Corporal Punishment in Public Schools in the United States
Corporal punishment has been present in public schools for decades. While certainly a diminished presence in 2025, it is still enshrined in state education statutes in at least 14 states as a legal way of disciplining students. This is in spite of research showing the harm in punitive disciplinary practices like corporal punishment (see here, here, and here). This brief will cover an overview of corporal punishment’s legal history, how corporal punishment has manifested in schools in the last several decades, and what it looks like today. We showed a snapshot of how state-level trends in CP by race/ethnicity has varied over the last decade in our prior brief on this topic.
Legal History of Corporal Punishment in Public Schools
While the Supreme Court has dealt with corporal punishment in other contexts, they considered its legality in schools in Ingraham v. Wright (1977). The case was brought by students in Florida who believed physical punishments levied against them in school were unconstitutional. These students were beaten so severely that, in an instance when mallets were used, a teacher fractured a student’s hand (see more about the facts here).
The 5 justice-majority opinion, authored by Justice Lewis Powell, ruled that:
1.) The Cruel and Unusual Punishments clause of the 8th amendment does not apply to corporal punishment as a disciplinary practice in schools, and
2.) The Due Process clause of the 14th amendment does not require notice or a hearing for a school to invoke corporal punishment against their students.
The majority opinion argued that the 8th amendment had, through 1977, traditionally only applied to criminal punishments, and declined to extend 8th amendment protections to students in schools. They argued that they would be “wrenching” the 8th amendment from its history and extending it to a place the writers of the Bill of Rights could never have envisioned. Countering the argument that prisoners would thus have more protections than school students, the majority states that public schools and the incarcerated are distinct; they are “…separated by the harsh facts of criminal conviction and incarceration”. “…[T]he support of family and friends…”, Powell writes, can sufficiently protect students from physical abuse at the hands of teachers and administrators. The Supreme Court has denied appeals attempting to overturn this decision since 1977.
In the years following the Supreme Court’s decision, many states took action to ban the use of corporal punishment in public schools. From 1983 to 1994, 22 states enacted bans on corporal punishment, joining 6 states that had previously enacted bans. After a lull, 6 more states passed corporal punishment bans between 2003 and 2023. All in all, 34 states explicitly ban the practice in public schools.

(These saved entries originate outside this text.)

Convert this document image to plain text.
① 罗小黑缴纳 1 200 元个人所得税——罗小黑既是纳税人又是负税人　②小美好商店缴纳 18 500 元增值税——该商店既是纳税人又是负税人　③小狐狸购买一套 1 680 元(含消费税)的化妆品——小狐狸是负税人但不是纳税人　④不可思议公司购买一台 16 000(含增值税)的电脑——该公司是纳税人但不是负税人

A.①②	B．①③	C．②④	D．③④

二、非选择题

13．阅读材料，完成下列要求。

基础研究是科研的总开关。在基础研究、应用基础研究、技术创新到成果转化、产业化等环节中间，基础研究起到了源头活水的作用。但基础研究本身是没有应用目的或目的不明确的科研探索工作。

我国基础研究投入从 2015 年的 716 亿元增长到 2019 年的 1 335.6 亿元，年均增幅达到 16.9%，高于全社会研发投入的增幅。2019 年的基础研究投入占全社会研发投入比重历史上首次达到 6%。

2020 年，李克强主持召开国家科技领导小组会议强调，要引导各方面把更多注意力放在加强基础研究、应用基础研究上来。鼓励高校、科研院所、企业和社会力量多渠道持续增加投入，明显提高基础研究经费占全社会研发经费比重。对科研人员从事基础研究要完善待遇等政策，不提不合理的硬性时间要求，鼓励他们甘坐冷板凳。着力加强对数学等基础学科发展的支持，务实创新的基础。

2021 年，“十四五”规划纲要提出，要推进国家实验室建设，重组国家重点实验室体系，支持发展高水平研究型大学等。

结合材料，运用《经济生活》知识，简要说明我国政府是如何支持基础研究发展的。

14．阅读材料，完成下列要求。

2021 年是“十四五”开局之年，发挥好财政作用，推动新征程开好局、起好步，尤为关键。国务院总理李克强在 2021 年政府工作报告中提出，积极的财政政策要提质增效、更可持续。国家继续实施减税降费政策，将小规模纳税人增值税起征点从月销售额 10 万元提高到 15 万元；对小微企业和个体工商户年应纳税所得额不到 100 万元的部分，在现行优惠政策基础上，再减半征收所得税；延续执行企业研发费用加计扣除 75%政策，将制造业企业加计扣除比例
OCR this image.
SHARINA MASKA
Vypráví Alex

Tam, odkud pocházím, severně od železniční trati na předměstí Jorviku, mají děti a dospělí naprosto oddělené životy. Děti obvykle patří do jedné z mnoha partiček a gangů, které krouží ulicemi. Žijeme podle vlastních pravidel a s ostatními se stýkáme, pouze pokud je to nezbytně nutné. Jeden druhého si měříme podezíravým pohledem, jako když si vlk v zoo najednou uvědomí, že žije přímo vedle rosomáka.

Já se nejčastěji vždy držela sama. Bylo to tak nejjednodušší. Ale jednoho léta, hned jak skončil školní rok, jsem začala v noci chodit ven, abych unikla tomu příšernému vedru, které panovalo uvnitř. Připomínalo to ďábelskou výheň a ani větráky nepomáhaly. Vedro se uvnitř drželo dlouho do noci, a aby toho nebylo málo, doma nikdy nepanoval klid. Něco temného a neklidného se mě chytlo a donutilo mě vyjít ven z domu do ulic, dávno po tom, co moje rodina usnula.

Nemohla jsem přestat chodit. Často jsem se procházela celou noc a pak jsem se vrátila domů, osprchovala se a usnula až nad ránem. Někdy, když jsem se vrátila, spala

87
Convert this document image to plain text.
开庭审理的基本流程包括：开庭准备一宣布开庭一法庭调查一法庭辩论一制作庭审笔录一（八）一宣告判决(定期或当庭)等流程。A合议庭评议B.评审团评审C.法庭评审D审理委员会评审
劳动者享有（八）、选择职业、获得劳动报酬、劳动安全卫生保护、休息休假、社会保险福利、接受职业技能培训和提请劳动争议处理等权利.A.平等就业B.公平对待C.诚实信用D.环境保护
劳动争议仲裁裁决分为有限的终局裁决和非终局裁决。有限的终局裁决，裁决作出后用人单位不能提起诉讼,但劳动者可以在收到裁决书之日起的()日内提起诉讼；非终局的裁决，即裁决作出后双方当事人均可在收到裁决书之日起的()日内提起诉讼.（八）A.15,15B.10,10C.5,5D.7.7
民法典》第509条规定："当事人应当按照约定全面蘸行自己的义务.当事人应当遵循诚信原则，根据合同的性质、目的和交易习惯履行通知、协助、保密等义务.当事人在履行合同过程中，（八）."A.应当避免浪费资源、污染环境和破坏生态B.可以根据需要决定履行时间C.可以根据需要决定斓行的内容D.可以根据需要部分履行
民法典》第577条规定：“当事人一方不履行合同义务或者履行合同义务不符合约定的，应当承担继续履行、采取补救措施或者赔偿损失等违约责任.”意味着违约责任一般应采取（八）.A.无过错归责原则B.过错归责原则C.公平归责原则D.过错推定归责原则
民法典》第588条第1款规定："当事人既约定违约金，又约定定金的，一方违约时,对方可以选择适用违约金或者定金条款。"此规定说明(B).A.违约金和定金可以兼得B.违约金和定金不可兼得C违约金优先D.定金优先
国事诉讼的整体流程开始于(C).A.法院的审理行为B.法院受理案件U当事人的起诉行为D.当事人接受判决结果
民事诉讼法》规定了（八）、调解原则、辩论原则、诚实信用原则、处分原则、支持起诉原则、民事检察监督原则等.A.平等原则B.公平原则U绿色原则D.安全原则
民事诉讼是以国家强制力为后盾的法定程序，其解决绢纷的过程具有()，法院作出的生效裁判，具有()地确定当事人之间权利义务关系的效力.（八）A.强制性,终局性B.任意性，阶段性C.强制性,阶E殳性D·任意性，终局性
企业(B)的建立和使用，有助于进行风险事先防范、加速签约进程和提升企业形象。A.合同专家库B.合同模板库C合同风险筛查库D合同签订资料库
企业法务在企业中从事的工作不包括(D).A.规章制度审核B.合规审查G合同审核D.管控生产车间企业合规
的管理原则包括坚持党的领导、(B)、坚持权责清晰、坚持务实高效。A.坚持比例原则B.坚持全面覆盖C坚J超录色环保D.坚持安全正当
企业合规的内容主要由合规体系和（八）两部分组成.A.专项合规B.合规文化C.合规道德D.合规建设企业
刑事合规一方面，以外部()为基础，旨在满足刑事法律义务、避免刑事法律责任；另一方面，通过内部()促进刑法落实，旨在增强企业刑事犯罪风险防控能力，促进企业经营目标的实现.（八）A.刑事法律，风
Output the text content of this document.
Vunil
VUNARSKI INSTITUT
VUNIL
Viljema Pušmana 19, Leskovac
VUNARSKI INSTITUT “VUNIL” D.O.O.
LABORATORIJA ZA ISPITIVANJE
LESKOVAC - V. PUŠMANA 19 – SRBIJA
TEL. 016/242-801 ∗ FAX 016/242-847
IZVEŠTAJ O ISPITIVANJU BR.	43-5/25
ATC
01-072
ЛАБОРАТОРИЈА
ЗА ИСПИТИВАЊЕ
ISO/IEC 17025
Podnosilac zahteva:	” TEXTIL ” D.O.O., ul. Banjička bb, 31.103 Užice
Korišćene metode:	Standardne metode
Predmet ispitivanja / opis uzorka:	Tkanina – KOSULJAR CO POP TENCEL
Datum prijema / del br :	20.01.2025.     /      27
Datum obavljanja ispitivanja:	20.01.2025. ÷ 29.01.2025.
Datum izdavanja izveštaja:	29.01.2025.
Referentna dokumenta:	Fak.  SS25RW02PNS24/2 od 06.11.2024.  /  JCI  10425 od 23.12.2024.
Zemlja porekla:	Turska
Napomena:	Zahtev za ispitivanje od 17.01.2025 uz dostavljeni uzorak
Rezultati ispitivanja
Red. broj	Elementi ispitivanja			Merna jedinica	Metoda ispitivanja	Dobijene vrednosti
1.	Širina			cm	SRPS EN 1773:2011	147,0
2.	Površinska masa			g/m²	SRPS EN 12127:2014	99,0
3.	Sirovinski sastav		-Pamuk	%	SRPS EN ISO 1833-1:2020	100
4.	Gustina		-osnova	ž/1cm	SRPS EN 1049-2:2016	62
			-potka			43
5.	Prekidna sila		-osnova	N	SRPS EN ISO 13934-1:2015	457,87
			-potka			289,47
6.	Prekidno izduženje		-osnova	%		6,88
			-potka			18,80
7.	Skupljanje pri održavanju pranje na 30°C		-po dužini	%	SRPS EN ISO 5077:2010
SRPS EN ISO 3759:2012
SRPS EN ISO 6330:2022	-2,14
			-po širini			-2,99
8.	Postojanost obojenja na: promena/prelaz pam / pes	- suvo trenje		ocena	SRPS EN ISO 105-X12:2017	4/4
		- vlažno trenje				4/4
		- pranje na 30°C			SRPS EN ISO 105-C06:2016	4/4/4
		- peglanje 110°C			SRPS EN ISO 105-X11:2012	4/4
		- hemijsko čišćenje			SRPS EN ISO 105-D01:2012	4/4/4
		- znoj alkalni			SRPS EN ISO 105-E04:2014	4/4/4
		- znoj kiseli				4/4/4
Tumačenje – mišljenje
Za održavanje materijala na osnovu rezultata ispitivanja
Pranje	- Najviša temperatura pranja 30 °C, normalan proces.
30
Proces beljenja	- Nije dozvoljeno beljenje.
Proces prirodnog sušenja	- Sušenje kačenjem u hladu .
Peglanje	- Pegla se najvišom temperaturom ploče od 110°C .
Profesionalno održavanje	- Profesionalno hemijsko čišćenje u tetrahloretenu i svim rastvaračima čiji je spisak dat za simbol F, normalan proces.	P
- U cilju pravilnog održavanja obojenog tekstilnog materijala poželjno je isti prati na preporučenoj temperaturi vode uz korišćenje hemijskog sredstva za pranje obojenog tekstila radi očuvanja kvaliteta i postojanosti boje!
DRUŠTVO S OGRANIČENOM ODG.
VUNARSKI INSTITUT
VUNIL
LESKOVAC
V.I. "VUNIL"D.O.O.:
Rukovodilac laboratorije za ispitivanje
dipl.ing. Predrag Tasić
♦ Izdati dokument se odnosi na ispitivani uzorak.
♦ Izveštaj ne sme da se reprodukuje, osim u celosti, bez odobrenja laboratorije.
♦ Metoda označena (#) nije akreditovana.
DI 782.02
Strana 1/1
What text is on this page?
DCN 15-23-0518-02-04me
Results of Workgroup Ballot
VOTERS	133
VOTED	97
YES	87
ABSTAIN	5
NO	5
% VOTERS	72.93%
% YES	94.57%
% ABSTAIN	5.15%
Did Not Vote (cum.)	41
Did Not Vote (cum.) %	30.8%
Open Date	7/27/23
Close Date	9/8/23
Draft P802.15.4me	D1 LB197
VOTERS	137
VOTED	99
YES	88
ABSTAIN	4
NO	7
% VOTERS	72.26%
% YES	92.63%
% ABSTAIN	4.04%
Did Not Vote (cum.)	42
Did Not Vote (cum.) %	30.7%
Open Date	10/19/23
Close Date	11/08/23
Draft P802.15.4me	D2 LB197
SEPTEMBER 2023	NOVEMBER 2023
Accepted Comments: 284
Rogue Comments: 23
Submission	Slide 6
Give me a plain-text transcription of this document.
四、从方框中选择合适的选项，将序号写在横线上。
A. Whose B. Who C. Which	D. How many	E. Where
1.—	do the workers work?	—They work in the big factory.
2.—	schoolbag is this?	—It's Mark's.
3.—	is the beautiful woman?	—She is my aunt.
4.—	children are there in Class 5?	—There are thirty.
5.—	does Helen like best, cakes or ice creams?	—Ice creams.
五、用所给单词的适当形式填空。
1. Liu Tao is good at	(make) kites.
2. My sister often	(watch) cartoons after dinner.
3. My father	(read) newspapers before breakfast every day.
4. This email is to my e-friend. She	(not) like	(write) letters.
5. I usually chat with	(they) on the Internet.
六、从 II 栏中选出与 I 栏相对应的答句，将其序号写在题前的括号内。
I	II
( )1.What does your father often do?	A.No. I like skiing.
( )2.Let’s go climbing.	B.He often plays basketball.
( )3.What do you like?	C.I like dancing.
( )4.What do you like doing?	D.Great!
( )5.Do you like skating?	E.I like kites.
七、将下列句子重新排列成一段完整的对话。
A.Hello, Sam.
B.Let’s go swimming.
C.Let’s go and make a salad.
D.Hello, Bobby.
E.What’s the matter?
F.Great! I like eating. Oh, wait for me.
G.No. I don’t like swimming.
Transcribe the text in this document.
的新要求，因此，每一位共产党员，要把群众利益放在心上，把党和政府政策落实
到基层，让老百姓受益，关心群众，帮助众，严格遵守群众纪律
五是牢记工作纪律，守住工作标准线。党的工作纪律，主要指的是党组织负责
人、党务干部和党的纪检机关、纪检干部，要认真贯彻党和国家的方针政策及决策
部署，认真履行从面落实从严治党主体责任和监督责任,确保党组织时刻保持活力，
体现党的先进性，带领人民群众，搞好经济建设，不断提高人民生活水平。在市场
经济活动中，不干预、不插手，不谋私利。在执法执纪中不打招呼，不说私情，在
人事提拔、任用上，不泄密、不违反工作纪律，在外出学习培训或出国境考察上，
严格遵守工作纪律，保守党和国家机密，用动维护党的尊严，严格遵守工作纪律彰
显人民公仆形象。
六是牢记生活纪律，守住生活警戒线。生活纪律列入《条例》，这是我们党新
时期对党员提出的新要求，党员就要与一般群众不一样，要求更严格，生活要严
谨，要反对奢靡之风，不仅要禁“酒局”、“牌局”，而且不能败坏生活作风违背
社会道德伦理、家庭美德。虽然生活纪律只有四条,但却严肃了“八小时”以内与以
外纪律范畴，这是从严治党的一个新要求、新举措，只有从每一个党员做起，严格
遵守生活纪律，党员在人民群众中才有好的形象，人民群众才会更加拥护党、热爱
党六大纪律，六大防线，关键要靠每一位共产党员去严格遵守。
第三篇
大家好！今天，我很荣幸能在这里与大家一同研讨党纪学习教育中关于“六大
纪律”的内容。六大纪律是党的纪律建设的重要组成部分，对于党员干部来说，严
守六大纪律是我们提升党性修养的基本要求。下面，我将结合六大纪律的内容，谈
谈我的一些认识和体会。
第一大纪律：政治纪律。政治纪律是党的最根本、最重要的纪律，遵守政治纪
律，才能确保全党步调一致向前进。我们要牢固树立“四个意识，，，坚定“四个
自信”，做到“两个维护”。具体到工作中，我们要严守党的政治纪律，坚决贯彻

Some states, however, are permissive of corporal punishment in schools, particularly those located in the South. In the animated maps, southern states have higher rates of corporal punishment usage than other states that continue to allow its use. Alabama, for example, extensively justifies their corporal punishments protections in their statues, in part by saying, “[n]o student has a right to be unruly in his or her classroom to the extent that such disruption denies fellow students of their right to learn.” Other states are mute on corporal punishment’s use, either allowing it or banning it, such as Indiana and Kansas; the phrase “corporal punishment” exists nowhere in their statutes. Schools in these states have utilized corporal punishment, albeit minimally, within the last 10 years.
Corporal Punishment in Public Schools
Corporal punishment used to be a more common occurrence in public schools. In 1982, which had the highest nationwide corporal punishment rate among all students according to the Civil Rights Data Collection (CRDC), 1 in 20 students experienced corporal punishment. Black students have experienced higher rates of corporal punishment than any other ethnoracial group in every CRDC since 1976, which is the first year any data on corporal punishment rates are available. This tracks with other patterns of punitive discipline we see in schools, where Black students experience higher rates of exclusionary discipline than their peers, especially their White peers. Black students in the South bore the brunt of this discrimination during this time, especially once states in other parts of the country began banning the practice in public schools.
Corporal punishment in recent years, however, in public schools is considerably lower. Much like corporal punishment at its peak, this impact is unequal. We published findings in 2024 showing despite declines in corporal punishment in schools, Black and American Indian/Alaskan Native students experienced slower rates of declining corporal punishment rates than did Asian, Hispanic, and White students.
Conclusion
Corporal punishment’s prevalence in schools has been quite diminished compared to 50 years ago. In 2018, the CRDC revealed approximately 70,000 students were subjected to corporal punishment. Despite this, it is still permitted in more than a dozen states, and permissible according to Supreme Court precedent. What is encouraging, however, is how nearly 70% of states (34) have banned the use of corporal punishment in schools, most recently Idaho and Colorado. It will likely require formal bans in all states to fully eradicate this punitive type of punishment that disproportionately affects students of color.